In a data communication system disclosed in JP 2005-303632A (Reference 1), the crystal oscillator is mounted only on a master device, and a voltage-controlled oscillator (VCO) including an RC oscillation circuit or an LC oscillation circuit using a variable capacitance diode is mounted on a slave device. In the slave device, an oscillation frequency of a clock signal generated by the voltage-controlled oscillator is adjusted based on a signal received from the master device. Accordingly, the slave device is configured at low cost.

In the data communication system disclosed in Reference 1, the oscillation frequency of the clock signal generated by the voltage-controlled oscillator of the slave device is adjusted based on the signal received from the master device, and thus the voltage-controlled oscillator needs to be configured so that the oscillation frequency can be adjusted from the outside, and the addition of an adjustment circuit for adjusting the oscillation frequency causes an increase in cost. In addition, the inexpensive LC oscillation circuit or RC oscillation circuit is generally incorporated in an integrated circuit in many cases, but an existing integrated circuit is not configured to be adjustable from the outside, and it is necessary to newly design or separately mount a crystal oscillator or the like. In addition, the slave device may be able to secure communication quality without using a high-accuracy clock signal generation circuit by a function supported by a communication standard such as local interconnect network (LIN) communication. In the case of such a system, it is meaningful to improve the oscillation frequency accuracy of the clock signal in the slave device in order to improve the control accuracy of the control target. Therefore, the data communication system disclosed in Reference 1 has room for improvement in terms of improving the control accuracy of the control target at low cost.
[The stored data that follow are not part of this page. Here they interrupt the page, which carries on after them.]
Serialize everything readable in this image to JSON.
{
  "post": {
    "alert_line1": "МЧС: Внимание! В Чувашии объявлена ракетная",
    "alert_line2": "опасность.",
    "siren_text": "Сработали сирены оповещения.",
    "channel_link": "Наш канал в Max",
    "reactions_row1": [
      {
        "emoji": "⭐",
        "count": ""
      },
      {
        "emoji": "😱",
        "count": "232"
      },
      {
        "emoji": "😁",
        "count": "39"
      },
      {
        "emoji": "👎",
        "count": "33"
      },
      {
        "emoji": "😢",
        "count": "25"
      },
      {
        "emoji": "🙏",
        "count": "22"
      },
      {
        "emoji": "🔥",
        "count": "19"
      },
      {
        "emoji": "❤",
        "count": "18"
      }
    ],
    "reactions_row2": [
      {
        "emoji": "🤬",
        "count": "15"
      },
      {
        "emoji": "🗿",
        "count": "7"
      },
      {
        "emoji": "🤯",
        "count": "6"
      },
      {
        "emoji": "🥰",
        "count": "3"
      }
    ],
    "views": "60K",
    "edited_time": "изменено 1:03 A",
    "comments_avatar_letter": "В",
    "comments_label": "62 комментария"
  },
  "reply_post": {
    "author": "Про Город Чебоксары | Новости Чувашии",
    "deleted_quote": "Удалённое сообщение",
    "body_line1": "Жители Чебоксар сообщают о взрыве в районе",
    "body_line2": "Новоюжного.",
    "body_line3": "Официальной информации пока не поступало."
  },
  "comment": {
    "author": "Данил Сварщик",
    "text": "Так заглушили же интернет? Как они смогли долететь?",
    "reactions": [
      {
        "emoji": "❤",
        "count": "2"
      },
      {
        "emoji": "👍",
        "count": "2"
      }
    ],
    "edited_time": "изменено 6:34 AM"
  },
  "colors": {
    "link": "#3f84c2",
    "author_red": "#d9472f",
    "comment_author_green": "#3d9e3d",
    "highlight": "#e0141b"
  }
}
A need thus exists for a control device which is not susceptible to the drawback mentioned above.

SUMMARY

A control device according to this disclosure having a characteristic configuration is a control device that performs communication with a command device based on a synchronization signal generated by the command device and controls driving of a control target, and the control device includes: a specified value information storage unit configured to store, as specified value information, a specified value specifying an oscillation frequency of the synchronization signal generated by the command device; a clock signal generation unit configured to generate a clock signal having a predetermined oscillation frequency; a measured value information acquisition unit configured to acquire, as measured value information, a measured value obtained by measuring the oscillation frequency of the synchronization signal transmitted from the command device based on the clock signal; a correction value calculation unit configured to calculate, based on the specified value information and the measured value information, a correction value for correcting command value information transmitted from the command device; a command value information acquisition unit configured to acquire the command value information indicating a command value for the control target from the command device; a corrected command value calculation unit configured to calculate a corrected command value obtained by correcting a cycle of the command value information based on the correction value; and a control unit configured to control the driving of the control target based on the corrected command value.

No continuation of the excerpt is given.